Event

PhD defence of Naz Mohammadi Sepahvand – Knowledge Transfer for Learning and Unlearning in Deep Neural Networks

Wednesday, May 28, 2025 14:00to16:00
McConnell Engineering Building Room 603, 3480 rue University, Montreal, QC, H3A 0E9, CA

Abstract

This thesis explores how knowledge transfer techniques can enhance both learning and unlearning in deep neural networks. The work begins by investigating knowledge distillation (KD), with a focus on the under-explored role of the capacity gap between teacher and student models. Through empirical studies, we show that tailoring teacher-student capacities to data difficulty improves performance. Inspired by these findings, a novel KD method is developed that dynamically adjusts teacher capacity, outperforming existing approaches. The focus then shifts to machine unlearning, a process enabling models to forget specific data points, which is critical for applications such as data privacy, copyright concerns, and the removal of harmful information.
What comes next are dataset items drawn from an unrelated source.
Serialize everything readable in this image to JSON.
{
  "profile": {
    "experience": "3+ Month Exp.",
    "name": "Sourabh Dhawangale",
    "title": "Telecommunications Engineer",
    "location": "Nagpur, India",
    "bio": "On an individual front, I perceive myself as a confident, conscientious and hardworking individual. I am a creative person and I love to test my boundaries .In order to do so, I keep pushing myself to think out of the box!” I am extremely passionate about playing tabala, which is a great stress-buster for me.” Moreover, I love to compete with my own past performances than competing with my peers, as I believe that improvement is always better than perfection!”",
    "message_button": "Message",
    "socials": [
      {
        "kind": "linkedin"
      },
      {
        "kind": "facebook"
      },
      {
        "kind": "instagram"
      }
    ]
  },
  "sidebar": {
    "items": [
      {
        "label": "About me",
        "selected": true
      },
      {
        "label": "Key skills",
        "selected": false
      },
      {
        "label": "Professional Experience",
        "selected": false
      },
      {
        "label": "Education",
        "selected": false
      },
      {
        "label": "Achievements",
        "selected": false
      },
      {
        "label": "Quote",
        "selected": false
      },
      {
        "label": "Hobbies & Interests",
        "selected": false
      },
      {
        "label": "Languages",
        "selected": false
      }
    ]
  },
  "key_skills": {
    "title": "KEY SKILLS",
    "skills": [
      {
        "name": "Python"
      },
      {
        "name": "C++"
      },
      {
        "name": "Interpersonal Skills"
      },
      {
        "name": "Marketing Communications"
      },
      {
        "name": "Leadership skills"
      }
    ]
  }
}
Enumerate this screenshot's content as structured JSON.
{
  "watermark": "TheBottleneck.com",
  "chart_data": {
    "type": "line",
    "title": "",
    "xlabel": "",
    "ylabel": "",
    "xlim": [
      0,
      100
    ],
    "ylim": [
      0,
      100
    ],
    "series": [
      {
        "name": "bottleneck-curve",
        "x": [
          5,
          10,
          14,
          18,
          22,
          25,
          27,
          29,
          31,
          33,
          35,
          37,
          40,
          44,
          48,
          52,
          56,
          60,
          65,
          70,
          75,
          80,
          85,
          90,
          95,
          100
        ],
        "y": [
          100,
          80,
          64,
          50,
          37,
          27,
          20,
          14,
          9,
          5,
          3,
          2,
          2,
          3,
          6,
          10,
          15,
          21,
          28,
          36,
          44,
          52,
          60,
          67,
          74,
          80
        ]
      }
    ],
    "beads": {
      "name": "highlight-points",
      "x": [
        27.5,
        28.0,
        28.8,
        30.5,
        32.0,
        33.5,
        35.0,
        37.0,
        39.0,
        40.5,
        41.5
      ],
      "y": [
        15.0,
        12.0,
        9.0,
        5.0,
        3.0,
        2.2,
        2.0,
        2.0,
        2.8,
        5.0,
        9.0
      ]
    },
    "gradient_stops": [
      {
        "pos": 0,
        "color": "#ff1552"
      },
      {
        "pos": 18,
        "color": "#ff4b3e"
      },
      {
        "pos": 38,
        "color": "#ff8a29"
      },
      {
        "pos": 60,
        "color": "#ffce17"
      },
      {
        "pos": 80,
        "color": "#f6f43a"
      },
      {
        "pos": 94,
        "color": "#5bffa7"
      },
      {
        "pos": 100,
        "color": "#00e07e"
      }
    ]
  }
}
To address the limitations of existing exact and approximate unlearning methods, this thesis introduces transfer unlearning, which replaces data flagged for future removal with carefully selected auxiliary samples. This approach avoids retraining, ensures model performance, and provides practical unlearning guarantees. Finally, this thesis introduces the hypothesis that residual information left in internal layers can undermine the effectiveness and security of unlearning methods. To address this, a method inspired by domain adaptation is proposed, shifting unlearning to the representation space using domain adversarial training. This method aligns the unlearned model’s internal representations with those of an oracle model trained without the data to be forgotten. Empirical results demonstrate that the proposed approaches outperform competing methods across benchmarks and strengthen defenses against both black-box and white-box attacks, advancing the state of unlearning in deep neural networks.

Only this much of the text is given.